UNA PAGHETTA DA 450 EURO Da sempre la paghetta è motivo di litigio tra genitori e figli. Chi non ha mai chiesto qualche spicciolo in più per uscire con gli amici o fare quell’acquisto da tanto desiderato? Adesso a venire in soccorso dei ragazzi ci pensa la Cassazione. Tutto parte da uno studente siciliano che ha deciso di portare il padre in Tribunale a causa del rifiuto di quest’ultimo di versargli mensilmente una paghetta da 450 euro. Infatti il giovane, nonostante i 28 anni di età, non aveva altre fonti di sussistenza frequentando ancora i banchi universitari ed essendo, inoltre, sprovvisto di lavoro.
L’ITER GIURIDICO - Se la Prima Sezione Civile aveva bocciato il ricorso del genitore che proprio non voleva saperne di elargire al figlio la generosa paghetta, mantenimento impostogli dal giudice di appello, il Tribunale aveva però appoggiato in primo grado la posizione del padre. Infatti il ventottenne, secondo il giudice, era colpevole di non aver ancora conseguito la laurea, nonostante l’età ormai adulta, e quindi anche di non aver raggiunto l’indipendenza economica. Poi il 7 maggio del 2009, la giustizia si è schierata nuovamente dalla parte del giovane, condannando il padre al mantenimento del figlio. La causa di tale decisione è stata rintracciata nella mancata dimostrazione della effettiva “colpevole inerzia” del ragazzo nell’ottenimento dell’indipendenza economica.

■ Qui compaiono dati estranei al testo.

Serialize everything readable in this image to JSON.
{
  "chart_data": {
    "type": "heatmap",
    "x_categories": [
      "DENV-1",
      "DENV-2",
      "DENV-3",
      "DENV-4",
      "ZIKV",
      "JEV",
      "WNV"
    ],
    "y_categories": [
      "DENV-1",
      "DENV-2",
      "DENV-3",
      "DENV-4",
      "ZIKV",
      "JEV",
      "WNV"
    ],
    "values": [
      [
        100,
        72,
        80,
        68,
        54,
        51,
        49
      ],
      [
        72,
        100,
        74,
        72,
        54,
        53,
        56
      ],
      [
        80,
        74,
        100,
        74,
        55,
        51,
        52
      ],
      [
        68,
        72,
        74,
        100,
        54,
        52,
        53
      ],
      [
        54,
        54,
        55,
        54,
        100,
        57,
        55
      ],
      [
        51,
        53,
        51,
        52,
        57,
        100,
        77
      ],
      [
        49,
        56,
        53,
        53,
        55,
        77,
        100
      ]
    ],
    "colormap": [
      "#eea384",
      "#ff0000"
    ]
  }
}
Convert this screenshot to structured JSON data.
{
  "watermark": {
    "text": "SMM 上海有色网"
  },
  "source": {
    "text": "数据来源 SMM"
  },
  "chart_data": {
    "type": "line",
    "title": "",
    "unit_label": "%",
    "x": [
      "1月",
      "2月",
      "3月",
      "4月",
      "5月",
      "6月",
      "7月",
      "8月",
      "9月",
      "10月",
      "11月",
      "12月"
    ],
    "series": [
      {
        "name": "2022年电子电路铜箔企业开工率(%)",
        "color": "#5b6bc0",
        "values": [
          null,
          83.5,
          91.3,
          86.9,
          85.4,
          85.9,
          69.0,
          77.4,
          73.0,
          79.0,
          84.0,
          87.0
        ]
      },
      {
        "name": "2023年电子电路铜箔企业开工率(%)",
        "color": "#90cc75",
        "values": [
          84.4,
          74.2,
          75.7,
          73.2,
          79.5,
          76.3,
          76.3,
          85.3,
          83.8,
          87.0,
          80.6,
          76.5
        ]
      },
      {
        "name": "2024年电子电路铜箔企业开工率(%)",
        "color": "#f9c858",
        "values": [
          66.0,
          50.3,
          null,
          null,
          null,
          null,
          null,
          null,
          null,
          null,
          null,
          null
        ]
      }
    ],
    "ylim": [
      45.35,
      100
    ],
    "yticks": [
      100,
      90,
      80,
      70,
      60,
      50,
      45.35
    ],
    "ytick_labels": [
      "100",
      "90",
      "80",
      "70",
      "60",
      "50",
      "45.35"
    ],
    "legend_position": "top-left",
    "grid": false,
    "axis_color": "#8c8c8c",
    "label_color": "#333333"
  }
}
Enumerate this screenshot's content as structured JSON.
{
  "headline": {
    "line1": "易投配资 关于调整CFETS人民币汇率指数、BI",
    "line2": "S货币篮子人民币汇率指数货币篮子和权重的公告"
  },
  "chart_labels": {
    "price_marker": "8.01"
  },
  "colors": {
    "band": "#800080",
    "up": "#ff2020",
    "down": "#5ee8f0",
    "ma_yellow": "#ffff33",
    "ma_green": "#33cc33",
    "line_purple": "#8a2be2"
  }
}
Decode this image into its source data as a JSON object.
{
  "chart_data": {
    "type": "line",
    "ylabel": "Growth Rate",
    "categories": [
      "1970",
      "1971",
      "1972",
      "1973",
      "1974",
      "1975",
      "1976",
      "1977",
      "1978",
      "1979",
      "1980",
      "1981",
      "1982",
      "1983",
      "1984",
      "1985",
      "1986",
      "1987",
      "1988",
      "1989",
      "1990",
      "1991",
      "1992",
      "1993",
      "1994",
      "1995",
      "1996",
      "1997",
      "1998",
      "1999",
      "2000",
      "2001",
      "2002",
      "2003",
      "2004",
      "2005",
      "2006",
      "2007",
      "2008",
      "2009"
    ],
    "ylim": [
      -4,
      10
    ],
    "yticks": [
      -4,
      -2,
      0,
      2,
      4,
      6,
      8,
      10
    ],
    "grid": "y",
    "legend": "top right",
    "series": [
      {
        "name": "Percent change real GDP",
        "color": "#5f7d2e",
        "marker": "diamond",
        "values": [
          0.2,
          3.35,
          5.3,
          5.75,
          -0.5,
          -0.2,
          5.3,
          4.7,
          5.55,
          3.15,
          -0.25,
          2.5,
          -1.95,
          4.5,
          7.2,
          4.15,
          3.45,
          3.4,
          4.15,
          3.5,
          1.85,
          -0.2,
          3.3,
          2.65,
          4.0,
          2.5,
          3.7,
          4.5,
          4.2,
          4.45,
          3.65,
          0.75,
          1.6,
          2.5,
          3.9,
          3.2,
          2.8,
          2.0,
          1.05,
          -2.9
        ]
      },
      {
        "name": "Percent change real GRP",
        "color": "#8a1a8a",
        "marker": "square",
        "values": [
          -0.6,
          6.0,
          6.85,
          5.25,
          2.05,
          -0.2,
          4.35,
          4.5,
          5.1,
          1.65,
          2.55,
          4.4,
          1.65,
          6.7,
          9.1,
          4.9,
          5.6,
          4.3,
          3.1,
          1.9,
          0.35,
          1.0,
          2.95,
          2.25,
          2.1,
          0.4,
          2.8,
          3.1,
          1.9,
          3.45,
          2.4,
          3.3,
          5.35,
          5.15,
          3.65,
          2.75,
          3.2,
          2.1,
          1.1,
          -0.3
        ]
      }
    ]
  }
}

IL VERDETTO PRO BAMBOCCIONE - Il genitore, tuttavia, non si è rassegnato all’obbligo di versare le centinaia di euro mensili al figlio scapestrato e bamboccione, e così ha fatto ricorso in Cassazione, avvalendosi della prova che il giovane aveva impiegato sei anni, anziché tre, per laurearsi e, oltre questo, aveva anche rifiutato diverse possibilità di lavoro. Ma l’epilogo della vicenda si è sciolto in favore del ventottenne. Infatti la Cassazione ha respinto il ricorso del genitore affermando che “il mero raggiungimento del titolo di studio non dimostra il raggiungimento dell’indipendenza economica”. Il padre, oltre alla considerevole paghetta mensile, ha dovuto sborsare anche 2.200 euro di spese. Insomma, oltre il danno, la beffa.